Umweltminister Eckhard Uhlenberg (CDU) bezeichnet die Forderung als Unsinn. „Auf eine solche Idee können nur Bürokraten kommen, die keinerlei Kenntnis der Gegebenheiten vor Ort haben“, schimpft er. Das Vogelschutzgebiet sei das zweitgrößte in NRW. „Die EU will uns dafür bestrafen, dass es in Jahrzehnte langen Anstrengungen gelungen ist, die arktischen Gänse überhaupt wieder hierher zu holen.“

Ganz anders sieht das der Naturschutzbund (NABU), der die Wildgänse am Niederrhein seit Jahren beobachtet. Schon seit Jahrhunderten sei der Niederrhein das Hauptüberwinterungsgebiet der Wildgänse, deshalb müssten sie dort besonders geschützt werden. „Das bisher ausgewiesene Gebiet reicht dafür nicht aus“, sagt der Vorsitzende des NABU in NRW, Josef Tumbrinck. Denn die Vögel äsen auf wesentlich weitläufigeren Flächen. Durch Eingriffe in die Landschaft, etwa durch den Abbau von Kies, würde ihr Lebensraum immer weiter eingeengt. „Die Vögel brauchen vor allem Grünflächen – was nicht heißt, dass dort keine Landwirtschaft betrieben werden kann“, so der Naturschützer.

Schon 1998 hat die Organisation für die Europäische Union ein Gutachten erstellt, in dem steht, welche Gebiete für Wildgänse und bedrohte Vögel besonders wichtig sind. 48.000 Hektar Schutzgebiete hat der NABU damals deklariert, die EU hat diese Forderung jetzt übernommen. „Es hat lange gedauert, bis NRW überhaupt aktiv wurde. Wir finden es sehr gut dass die EU jetzt mehr Druck macht“, sagt Tumbrinck.

Ganz überraschend kam die EU-Forderung allerdings nicht. Seit 2001 läuft bereits ein Verfahren, weil Deutschland insgesamt zu wenig Vogelschutzgebiete ausgewiesen hat.
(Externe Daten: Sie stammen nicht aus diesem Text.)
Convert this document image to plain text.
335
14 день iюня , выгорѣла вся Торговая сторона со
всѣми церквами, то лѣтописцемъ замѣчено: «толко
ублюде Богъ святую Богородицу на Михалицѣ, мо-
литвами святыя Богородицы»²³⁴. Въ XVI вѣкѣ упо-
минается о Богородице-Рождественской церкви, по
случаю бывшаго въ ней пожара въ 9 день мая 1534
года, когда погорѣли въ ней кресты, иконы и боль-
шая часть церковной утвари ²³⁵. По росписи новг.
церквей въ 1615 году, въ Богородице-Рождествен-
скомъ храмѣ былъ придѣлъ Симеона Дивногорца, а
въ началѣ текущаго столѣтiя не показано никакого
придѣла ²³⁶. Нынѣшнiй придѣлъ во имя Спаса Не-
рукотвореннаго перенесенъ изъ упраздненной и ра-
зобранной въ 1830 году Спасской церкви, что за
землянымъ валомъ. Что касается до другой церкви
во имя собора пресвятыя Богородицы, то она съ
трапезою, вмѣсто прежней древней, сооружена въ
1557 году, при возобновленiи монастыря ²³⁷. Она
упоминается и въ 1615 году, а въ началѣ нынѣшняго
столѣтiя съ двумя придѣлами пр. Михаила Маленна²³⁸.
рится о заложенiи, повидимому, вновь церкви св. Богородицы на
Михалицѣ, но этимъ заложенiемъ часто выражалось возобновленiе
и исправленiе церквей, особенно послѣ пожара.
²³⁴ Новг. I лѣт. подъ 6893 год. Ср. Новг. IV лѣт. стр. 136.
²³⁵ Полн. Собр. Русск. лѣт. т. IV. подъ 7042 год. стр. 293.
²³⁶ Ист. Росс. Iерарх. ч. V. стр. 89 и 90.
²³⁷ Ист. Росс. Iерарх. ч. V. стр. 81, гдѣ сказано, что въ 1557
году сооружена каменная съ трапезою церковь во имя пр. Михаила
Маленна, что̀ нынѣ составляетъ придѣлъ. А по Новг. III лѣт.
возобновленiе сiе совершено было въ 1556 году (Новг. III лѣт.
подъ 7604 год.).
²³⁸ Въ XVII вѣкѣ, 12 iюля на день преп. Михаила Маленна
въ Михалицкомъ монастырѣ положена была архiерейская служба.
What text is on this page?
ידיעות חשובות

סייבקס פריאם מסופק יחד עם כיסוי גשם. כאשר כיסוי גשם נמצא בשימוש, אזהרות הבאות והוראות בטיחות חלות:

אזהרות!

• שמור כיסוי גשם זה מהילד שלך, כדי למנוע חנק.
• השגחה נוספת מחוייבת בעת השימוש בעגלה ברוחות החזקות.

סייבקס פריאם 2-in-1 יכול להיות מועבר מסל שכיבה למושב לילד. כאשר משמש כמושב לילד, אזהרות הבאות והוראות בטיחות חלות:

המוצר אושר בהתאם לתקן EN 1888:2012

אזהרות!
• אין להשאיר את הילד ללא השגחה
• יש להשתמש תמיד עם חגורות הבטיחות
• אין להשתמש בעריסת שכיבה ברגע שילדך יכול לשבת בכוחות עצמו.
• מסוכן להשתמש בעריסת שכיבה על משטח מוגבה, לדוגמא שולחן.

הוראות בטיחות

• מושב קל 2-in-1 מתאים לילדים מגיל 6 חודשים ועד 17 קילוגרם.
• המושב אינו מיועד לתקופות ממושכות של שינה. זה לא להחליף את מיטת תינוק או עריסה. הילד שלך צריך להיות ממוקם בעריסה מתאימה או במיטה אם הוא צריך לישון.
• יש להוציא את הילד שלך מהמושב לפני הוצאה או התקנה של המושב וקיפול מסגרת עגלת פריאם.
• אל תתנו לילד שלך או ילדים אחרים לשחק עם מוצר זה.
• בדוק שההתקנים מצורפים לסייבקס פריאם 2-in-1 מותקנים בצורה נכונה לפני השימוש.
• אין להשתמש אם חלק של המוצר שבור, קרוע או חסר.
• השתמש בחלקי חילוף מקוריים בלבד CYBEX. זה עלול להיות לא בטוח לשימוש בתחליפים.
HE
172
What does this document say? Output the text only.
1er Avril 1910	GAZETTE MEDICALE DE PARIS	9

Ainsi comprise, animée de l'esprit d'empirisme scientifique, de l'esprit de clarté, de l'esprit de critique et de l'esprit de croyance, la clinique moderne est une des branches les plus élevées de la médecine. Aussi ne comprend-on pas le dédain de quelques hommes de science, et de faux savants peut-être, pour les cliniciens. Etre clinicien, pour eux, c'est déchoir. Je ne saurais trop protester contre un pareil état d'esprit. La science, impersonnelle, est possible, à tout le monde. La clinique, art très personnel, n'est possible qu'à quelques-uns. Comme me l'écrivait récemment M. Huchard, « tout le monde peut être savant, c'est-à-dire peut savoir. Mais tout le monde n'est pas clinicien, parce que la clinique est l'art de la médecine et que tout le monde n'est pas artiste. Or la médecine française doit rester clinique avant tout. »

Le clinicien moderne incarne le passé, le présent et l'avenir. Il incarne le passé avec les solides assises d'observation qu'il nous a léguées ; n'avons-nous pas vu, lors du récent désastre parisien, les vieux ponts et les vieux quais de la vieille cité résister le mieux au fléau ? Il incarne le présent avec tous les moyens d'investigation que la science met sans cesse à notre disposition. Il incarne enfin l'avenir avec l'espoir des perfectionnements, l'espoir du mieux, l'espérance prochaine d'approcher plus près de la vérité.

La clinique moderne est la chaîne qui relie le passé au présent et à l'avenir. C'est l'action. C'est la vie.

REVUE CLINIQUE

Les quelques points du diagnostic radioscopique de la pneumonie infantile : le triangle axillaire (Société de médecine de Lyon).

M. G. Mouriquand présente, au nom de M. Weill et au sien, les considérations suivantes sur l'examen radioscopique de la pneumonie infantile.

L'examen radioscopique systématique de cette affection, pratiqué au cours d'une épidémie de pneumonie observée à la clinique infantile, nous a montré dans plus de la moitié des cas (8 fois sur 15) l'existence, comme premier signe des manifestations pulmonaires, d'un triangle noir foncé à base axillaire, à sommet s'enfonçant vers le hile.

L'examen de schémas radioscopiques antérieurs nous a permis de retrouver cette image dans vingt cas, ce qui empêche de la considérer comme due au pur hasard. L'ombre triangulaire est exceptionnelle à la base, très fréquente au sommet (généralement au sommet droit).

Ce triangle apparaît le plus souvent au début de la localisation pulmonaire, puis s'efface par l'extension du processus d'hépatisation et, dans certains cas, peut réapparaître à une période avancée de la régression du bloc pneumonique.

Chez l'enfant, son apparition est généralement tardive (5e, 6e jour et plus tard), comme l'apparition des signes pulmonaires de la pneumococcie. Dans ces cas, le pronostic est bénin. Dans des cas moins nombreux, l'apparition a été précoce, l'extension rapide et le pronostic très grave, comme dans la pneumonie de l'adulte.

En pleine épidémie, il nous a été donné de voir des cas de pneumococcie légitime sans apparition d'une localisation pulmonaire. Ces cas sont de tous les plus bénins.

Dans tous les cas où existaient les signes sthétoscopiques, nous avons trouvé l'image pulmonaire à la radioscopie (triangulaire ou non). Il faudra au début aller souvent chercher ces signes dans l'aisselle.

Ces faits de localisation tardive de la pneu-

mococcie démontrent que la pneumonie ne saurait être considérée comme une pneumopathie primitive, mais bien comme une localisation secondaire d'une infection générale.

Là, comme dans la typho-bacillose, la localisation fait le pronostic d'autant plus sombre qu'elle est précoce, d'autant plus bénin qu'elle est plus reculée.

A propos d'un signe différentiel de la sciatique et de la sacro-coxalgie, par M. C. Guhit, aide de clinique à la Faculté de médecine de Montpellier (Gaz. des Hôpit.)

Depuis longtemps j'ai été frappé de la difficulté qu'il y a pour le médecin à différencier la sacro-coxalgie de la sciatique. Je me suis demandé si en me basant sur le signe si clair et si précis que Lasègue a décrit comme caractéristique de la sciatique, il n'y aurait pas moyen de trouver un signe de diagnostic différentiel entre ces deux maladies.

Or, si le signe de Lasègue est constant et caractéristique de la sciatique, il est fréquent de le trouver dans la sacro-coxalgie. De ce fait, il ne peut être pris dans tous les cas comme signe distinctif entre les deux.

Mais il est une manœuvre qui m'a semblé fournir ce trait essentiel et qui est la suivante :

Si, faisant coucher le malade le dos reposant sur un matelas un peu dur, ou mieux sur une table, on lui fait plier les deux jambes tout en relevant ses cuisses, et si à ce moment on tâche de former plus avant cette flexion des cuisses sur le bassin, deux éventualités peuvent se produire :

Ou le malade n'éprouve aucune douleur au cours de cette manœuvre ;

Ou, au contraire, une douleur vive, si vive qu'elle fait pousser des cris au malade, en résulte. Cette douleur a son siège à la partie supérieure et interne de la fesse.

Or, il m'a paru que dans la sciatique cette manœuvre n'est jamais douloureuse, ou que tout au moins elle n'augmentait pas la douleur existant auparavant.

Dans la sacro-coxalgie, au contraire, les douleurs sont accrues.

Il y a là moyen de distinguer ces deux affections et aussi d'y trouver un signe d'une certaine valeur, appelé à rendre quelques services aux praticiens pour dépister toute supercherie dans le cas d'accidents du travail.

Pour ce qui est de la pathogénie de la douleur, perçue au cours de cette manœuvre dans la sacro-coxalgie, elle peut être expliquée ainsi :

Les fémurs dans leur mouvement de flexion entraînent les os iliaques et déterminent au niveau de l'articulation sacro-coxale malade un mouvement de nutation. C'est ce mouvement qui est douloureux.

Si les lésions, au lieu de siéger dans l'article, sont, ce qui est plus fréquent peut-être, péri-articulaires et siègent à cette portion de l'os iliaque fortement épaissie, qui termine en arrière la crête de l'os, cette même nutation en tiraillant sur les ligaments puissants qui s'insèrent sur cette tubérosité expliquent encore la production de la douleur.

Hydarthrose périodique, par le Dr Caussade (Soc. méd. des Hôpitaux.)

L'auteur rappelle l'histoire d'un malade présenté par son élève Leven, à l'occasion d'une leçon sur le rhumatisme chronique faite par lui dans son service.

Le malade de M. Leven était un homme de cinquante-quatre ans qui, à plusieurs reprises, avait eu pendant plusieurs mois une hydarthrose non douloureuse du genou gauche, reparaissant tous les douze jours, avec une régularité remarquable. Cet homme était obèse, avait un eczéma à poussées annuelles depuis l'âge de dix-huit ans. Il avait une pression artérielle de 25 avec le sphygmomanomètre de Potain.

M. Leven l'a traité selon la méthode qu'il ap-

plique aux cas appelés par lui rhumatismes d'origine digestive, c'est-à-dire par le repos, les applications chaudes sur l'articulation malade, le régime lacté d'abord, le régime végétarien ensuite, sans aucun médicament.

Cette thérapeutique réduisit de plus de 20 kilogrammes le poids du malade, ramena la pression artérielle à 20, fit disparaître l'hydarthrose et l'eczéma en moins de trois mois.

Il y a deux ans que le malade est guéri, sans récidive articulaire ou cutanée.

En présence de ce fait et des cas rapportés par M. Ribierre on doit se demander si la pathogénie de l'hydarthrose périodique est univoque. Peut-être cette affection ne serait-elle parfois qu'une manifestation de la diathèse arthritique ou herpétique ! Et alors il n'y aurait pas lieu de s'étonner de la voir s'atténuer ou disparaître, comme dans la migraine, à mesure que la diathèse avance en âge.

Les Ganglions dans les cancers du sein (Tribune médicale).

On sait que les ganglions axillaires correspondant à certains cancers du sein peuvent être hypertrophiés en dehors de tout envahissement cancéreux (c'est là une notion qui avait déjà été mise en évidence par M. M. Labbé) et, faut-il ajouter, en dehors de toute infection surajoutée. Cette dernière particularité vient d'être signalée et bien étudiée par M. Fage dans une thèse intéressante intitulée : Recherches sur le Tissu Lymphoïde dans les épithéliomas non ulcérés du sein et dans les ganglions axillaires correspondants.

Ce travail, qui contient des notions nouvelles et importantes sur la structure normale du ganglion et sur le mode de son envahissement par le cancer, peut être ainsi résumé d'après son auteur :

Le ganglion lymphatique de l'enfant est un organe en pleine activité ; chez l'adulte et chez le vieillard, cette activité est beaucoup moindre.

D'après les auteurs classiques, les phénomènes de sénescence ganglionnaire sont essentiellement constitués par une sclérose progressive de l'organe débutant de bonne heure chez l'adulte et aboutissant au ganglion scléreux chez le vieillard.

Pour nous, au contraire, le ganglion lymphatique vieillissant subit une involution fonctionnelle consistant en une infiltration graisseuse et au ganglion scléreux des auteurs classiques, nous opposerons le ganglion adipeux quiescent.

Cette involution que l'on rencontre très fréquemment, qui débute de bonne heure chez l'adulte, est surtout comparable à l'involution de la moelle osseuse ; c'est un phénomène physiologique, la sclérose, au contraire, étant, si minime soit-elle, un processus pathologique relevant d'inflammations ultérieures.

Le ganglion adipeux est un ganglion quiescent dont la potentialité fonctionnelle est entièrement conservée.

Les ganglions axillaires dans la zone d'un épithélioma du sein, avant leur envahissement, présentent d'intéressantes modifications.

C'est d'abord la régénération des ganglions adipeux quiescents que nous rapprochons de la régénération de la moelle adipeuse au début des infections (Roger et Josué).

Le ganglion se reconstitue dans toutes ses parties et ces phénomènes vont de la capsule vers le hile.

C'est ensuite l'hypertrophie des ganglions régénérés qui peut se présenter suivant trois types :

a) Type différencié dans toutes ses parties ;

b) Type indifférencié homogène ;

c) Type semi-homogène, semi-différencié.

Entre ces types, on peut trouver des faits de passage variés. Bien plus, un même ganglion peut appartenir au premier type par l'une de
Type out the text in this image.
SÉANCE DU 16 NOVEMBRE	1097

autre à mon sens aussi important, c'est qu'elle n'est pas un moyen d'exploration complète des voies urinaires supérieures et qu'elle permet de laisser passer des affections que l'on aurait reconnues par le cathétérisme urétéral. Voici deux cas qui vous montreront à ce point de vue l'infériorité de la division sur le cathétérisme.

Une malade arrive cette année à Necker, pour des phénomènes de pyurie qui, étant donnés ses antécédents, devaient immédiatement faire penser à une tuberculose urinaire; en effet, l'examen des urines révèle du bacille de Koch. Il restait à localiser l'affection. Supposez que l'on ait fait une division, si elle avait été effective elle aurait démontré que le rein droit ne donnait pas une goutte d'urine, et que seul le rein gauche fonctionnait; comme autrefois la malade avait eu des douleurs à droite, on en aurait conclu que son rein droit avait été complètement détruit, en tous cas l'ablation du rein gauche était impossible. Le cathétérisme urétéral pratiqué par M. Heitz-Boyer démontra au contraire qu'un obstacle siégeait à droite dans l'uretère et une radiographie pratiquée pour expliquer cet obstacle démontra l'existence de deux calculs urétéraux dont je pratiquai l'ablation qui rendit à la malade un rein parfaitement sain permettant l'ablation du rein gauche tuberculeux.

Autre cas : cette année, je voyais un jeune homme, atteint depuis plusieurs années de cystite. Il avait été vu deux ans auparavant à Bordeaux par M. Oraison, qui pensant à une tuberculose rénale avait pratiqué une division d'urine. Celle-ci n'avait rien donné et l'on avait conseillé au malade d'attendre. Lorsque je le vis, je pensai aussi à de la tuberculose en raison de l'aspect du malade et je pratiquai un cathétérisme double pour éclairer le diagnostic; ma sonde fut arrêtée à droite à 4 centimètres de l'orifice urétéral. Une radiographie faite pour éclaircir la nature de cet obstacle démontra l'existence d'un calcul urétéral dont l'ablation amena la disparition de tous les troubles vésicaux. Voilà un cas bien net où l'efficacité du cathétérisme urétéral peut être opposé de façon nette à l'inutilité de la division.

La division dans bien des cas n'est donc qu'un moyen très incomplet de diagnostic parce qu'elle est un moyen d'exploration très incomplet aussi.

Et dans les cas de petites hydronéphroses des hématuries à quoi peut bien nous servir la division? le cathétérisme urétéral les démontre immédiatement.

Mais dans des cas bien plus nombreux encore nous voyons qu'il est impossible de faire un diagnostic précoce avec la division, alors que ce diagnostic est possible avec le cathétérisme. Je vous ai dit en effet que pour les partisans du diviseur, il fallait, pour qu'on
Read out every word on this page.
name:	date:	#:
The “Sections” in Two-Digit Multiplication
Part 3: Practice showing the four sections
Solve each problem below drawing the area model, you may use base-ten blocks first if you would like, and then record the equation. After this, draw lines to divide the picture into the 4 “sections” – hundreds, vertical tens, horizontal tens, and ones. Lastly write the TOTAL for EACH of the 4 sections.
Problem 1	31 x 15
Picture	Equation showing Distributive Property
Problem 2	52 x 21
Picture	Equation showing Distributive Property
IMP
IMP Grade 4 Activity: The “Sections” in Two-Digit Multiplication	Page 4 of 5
Jetzt kommt ein spezielles Verfahren wegen des Gebiets am Niederrhein dazu.

Die Landwirte in der Region sind davon nicht begeistert. Wird eine Ackerfläche zum Vogelschutzgebiet, müssen sich die Bauern an zusätzliche Auflagen halten, können nicht ohne weiteres anbauen, was sie wollen. Und das mindert den Wert des Landes. „Für uns ist das ein Stück Enteignung. Da werden wir uns gegen zu wehren wissen“, sagt Wilhelm Neu von der Kreisbauernschaft Wesel. Die Bauern wollen ihre „Kontakte in Brüssel spielen lassen“, so der Landwirt.

Josef Tumbrinck vom NABU kann diese Aufregung nicht verstehen. Immerhin erhielten die Bauern für die Schäden, die die Gänse auf den Äckern anrichten, vom Land NRW Ausgleichzahlungen von einer Million Euro jährlich.

Ob und wann die Wildgänse auf 50.000 Hektar geschützt werden, wird sich wohl erst in ein paar Jahren entscheiden. „Wenn das Land so hart bleibt, wird das bis an den Europäischen Gerichtshof gehen“, sagt NABU-Chef Tumbrinck. Lenkt NRW dann nicht ein, könnten die Gänse teuer werden: bis zu 780.000 Euro Strafgeld täglich.